Regulating TPO or banning it? That is the question!

TPO has been banned for some time in England, France and Poland, while it was authorized in the rest of the World. The English FA, profoundly traumatized by the Carlos Tévez case, decided to ban the practice as early as 2008. In other countries, particularly Spain, Portugal and South America, TPO has been, and still is, part of the “football culture”. For example, it is estimated that in Brazil’s top division 90% of the players are subjected to a TPO agreement. In these countries TPO is seen as a necessity for national football clubs - not only to compete with clubs in richer countries, but also for professional football to be financially viable. It was no surprise that the leagues and clubs of the abovementioned countries were against a blanket ban of TPO and would rather see it being regulated. They consistently expressed this opposition during the FIFA Congress in June 2014 and the working groups created by FIFA in September 2014 with the aim of tackling the issue. Nonetheless, on 26 September the FIFA executive committee took the decision to ban third-party ownership of players’ economic rights (TPO) with a short transitional period. Following this announcement, the FIFA circular fleshing out the legal details of the ban was published on 22 December. Article 18bis of the Regulations on the Status and Transfers of Players was amended and the Regulations now include a new Article 18ter.[2] These new articles came into force on 1 January 2015 and, after a transition period, TPO will officially be banned as of 1 May 2015.

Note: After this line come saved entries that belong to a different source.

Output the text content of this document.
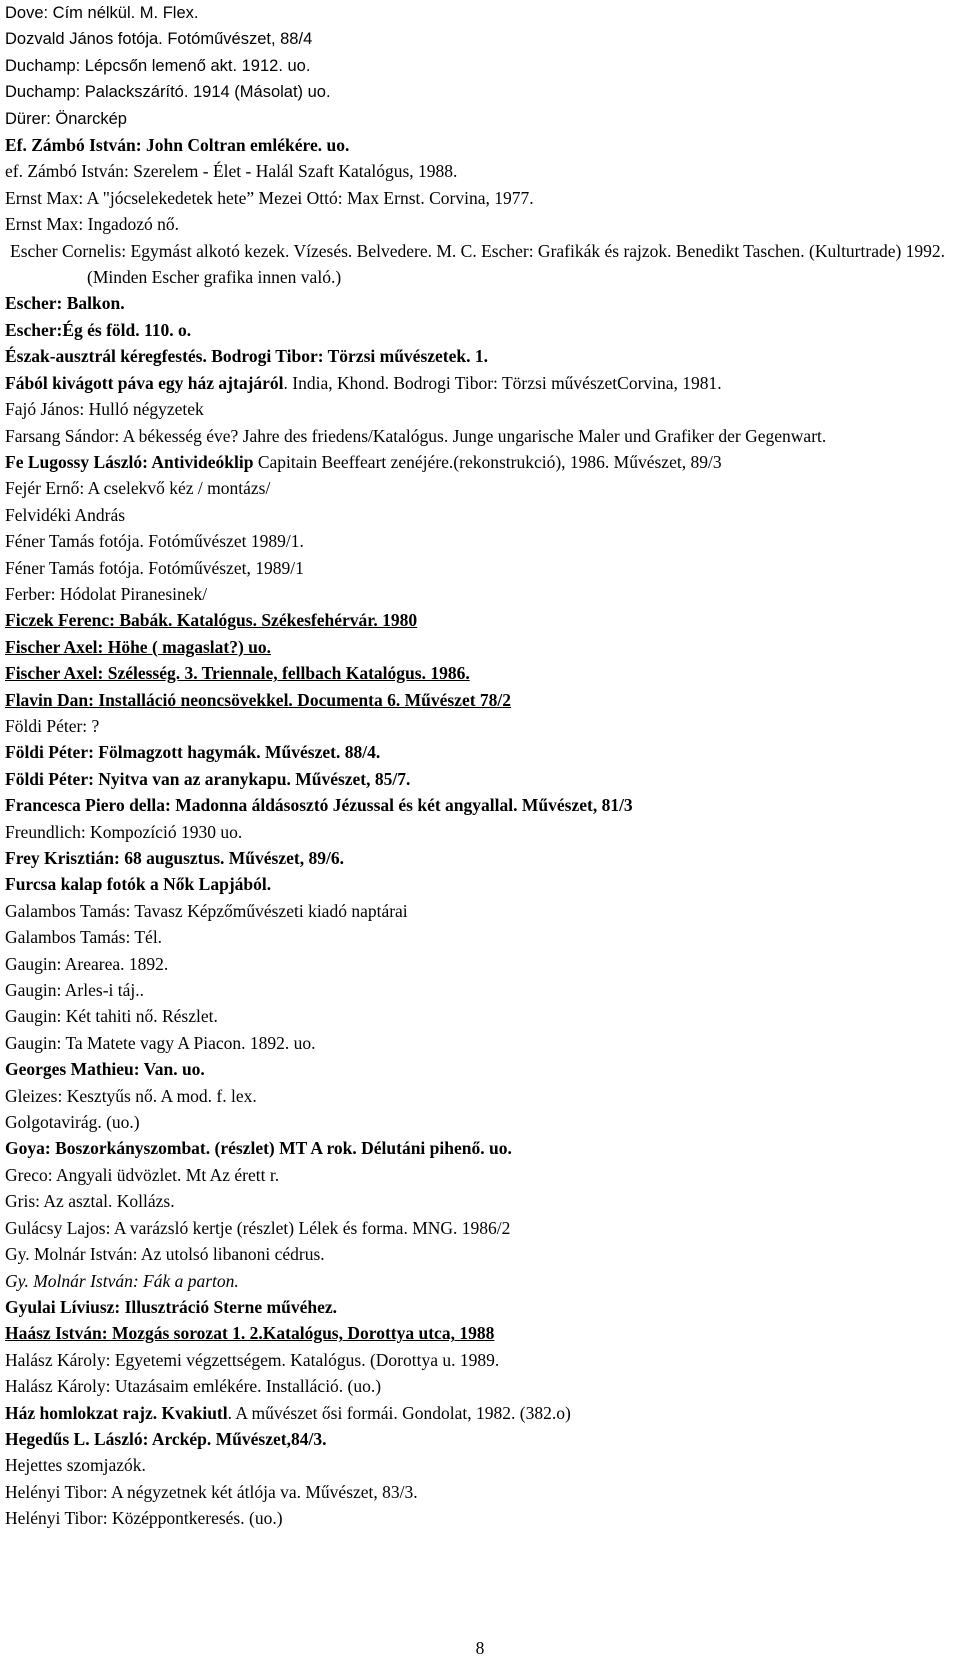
Dove: Cím nélkül. M. Flex.
Dozvald János fotója. Fotóművészet, 88/4
Duchamp: Lépcsőn lemenő akt. 1912. uo.
Duchamp: Palackszárító. 1914 (Másolat) uo.
Dürer: Önarckép
Ef. Zámbó István: John Coltran emlékére. uo.
ef. Zámbó István: Szerelem - Élet - Halál Szaft Katalógus, 1988.
Ernst Max: A "jócselekedetek hete” Mezei Ottó: Max Ernst. Corvina, 1977.
Ernst Max: Ingadozó nő.
Escher Cornelis: Egymást alkotó kezek. Vízesés. Belvedere. M. C. Escher: Grafikák és rajzok. Benedikt Taschen. (Kulturtrade) 1992. (Minden Escher grafika innen való.)
Escher: Balkon.
Escher:Ég és föld. 110. o.
Észak-ausztrál kéregfestés. Bodrogi Tibor: Törzsi művészetek. 1.
Fából kivágott páva egy ház ajtajáról. India, Khond. Bodrogi Tibor: Törzsi művészetCorvina, 1981.
Fajó János: Hulló négyzetek
Farsang Sándor: A békesség éve? Jahre des friedens/Katalógus. Junge ungarische Maler und Grafiker der Gegenwart.
Fe Lugossy László: Antivideóklip Capitain Beeffeart zenéjére.(rekonstrukció), 1986. Művészet, 89/3
Fejér Ernő: A cselekvő kéz / montázs/
Felvidéki András
Féner Tamás fotója. Fotóművészet 1989/1.
Féner Tamás fotója. Fotóművészet, 1989/1
Ferber: Hódolat Piranesinek/
Ficzek Ferenc: Babák. Katalógus. Székesfehérvár. 1980
Fischer Axel: Höhe ( magaslat?) uo.
Fischer Axel: Szélesség. 3. Triennale, fellbach Katalógus. 1986.
Flavin Dan: Installáció neoncsövekkel. Documenta 6. Művészet 78/2
Földi Péter: ?
Földi Péter: Fölmagzott hagymák. Művészet. 88/4.
Földi Péter: Nyitva van az aranykapu. Művészet, 85/7.
Francesca Piero della: Madonna áldásosztó Jézussal és két angyallal. Művészet, 81/3
Freundlich: Kompozíció 1930 uo.
Frey Krisztián: 68 augusztus. Művészet, 89/6.
Furcsa kalap fotók a Nők Lapjából.
Galambos Tamás: Tavasz Képzőművészeti kiadó naptárai
Galambos Tamás: Tél.
Gaugin: Arearea. 1892.
Gaugin: Arles-i táj..
Gaugin: Két tahiti nő. Részlet.
Gaugin: Ta Matete vagy A Piacon. 1892. uo.
Georges Mathieu: Van. uo.
Gleizes: Kesztyűs nő. A mod. f. lex.
Golgotavirág. (uo.)
Goya: Boszorkányszombat. (részlet) MT A rok. Délutáni pihenő. uo.
Greco: Angyali üdvözlet. Mt Az érett r.
Gris: Az asztal. Kollázs.
Gulácsy Lajos: A varázsló kertje (részlet) Lélek és forma. MNG. 1986/2
Gy. Molnár István: Az utolsó libanoni cédrus.
Gy. Molnár István: Fák a parton.
Gyulai Líviusz: Illusztráció Sterne művéhez.
Haász István: Mozgás sorozat 1. 2.Katalógus, Dorottya utca, 1988
Halász Károly: Egyetemi végzettségem. Katalógus. (Dorottya u. 1989.
Halász Károly: Utazásaim emlékére. Installáció. (uo.)
Ház homlokzat rajz. Kvakiutl. A művészet ősi formái. Gondolat, 1982. (382.o)
Hegedűs L. László: Arckép. Művészet,84/3.
Hejettes szomjazók.
Helényi Tibor: A négyzetnek két átlója va. Művészet, 83/3.
Helényi Tibor: Középpontkeresés. (uo.)
8
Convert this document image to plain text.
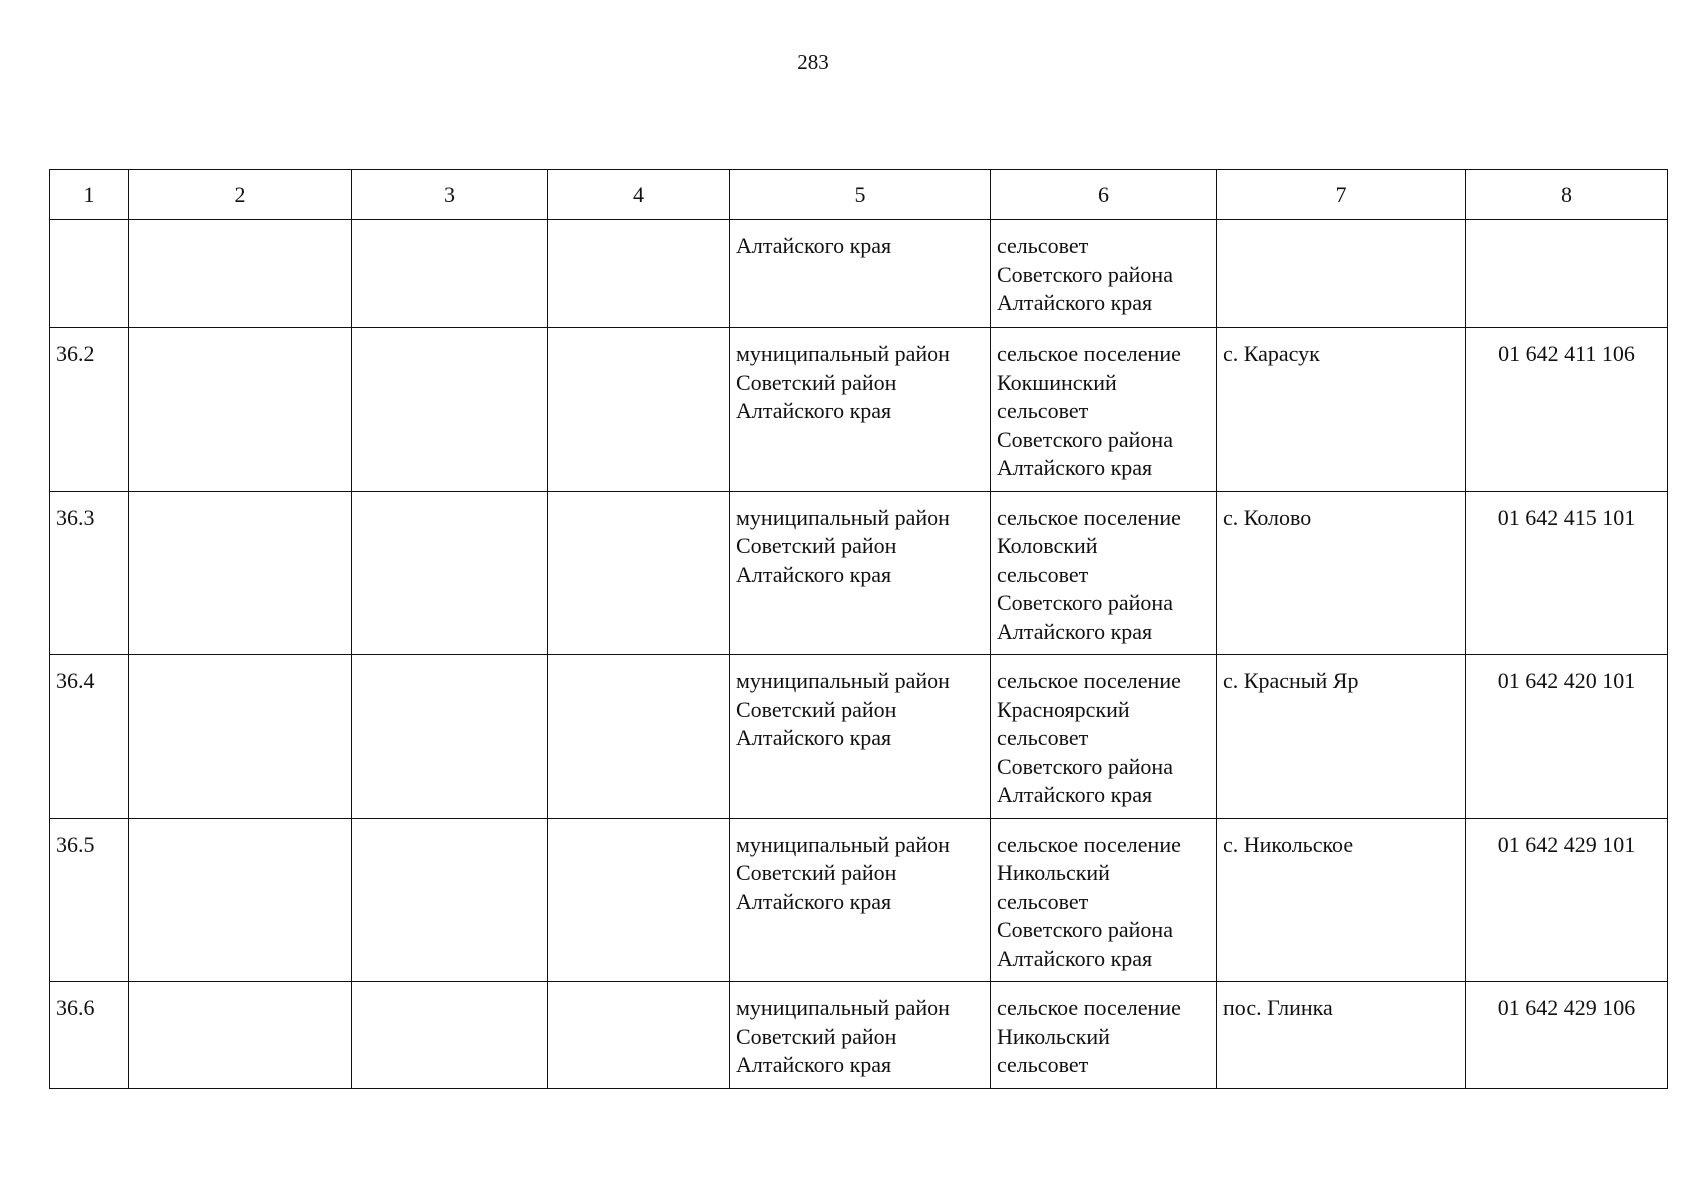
283
1	2	3	4	5	6	7	8

				Алтайского края	сельсовет
Советского района
Алтайского края		

36.2				муниципальный район
Советский район
Алтайского края	сельское поселение
Кокшинский
сельсовет
Советского района
Алтайского края	с. Карасук	01 642 411 106
36.3				муниципальный район
Советский район
Алтайского края	сельское поселение
Коловский
сельсовет
Советского района
Алтайского края	с. Колово	01 642 415 101
36.4				муниципальный район
Советский район
Алтайского края	сельское поселение
Красноярский
сельсовет
Советского района
Алтайского края	с. Красный Яр	01 642 420 101
36.5				муниципальный район
Советский район
Алтайского края	сельское поселение
Никольский
сельсовет
Советского района
Алтайского края	с. Никольское	01 642 429 101
36.6				муниципальный район
Советский район
Алтайского края	сельское поселение
Никольский
сельсовет	пос. Глинка	01 642 429 106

This total ban raises many practical and legal questions. What is to become of the already signed TPO agreements? Will the ban be fully enforced? Or, will creative schemes arise to circumvent it? Was there a less restricting alternative to attain its objective? And…is it compatible with EU competition law? 

The debate is open!


[1] The legal construction underlying TPO is clearly explained (unfortunately only in Italian) by Leandro Cantamessa in his article, ‘Un Tema Semi-Nuovo di Diritto Sportivo Internazionale: la Third Party Ownership (TPO)’, in L’Europa e lo sport (a cura di) S. Bastianon, G. Giappichelli Editore, 2014, pp.123-134.

[2] Article 18bis(1) will now read : “No club shall enter into a contract which enables the counter club/counter clubs, and vice versa, or any third party to acquire the ability to influence in employment and transfer-related matter its independence, its policies or the performance of its teams.”

Article 18ter:

1.      No club or player shall enter into an agreement with a third party whereby a third party is being entitled to participate, either in full or in part, in compensation payable in relation to the future transfer of a player from one club to another, or is being assigned any rights in relation to a future transfer or transfer compensation.

2.      The interdiction as per paragraph 1 comes into force on 1 May 2015.

3.      Agreements covered by paragraph 1 which predate 1 May 2015 may continue to be in place until their contractual expiration. However, their duration may not be extended.

4.      The validity of any agreement covered by paragraph 1 signed between 1 January 2015 and 30 April 2015 may not have a contractual duration of more than 1 year beyond the effective date.

5.      By the end of April 2015, all existing agreements covered by paragraph 1 need to be recorded within the Transfer Matching System (TMS). All clubs that have signed such agreements are required to upload them in their entirety, including possible annexes or amendments, in TMS, specifying the details of the third party concerned, the full name of the player as well as the duration of the agreement.

6.      The FIFA Disciplinary Committee may impose disciplinary measures on clubs or players that do not observe the obligations set out in this article.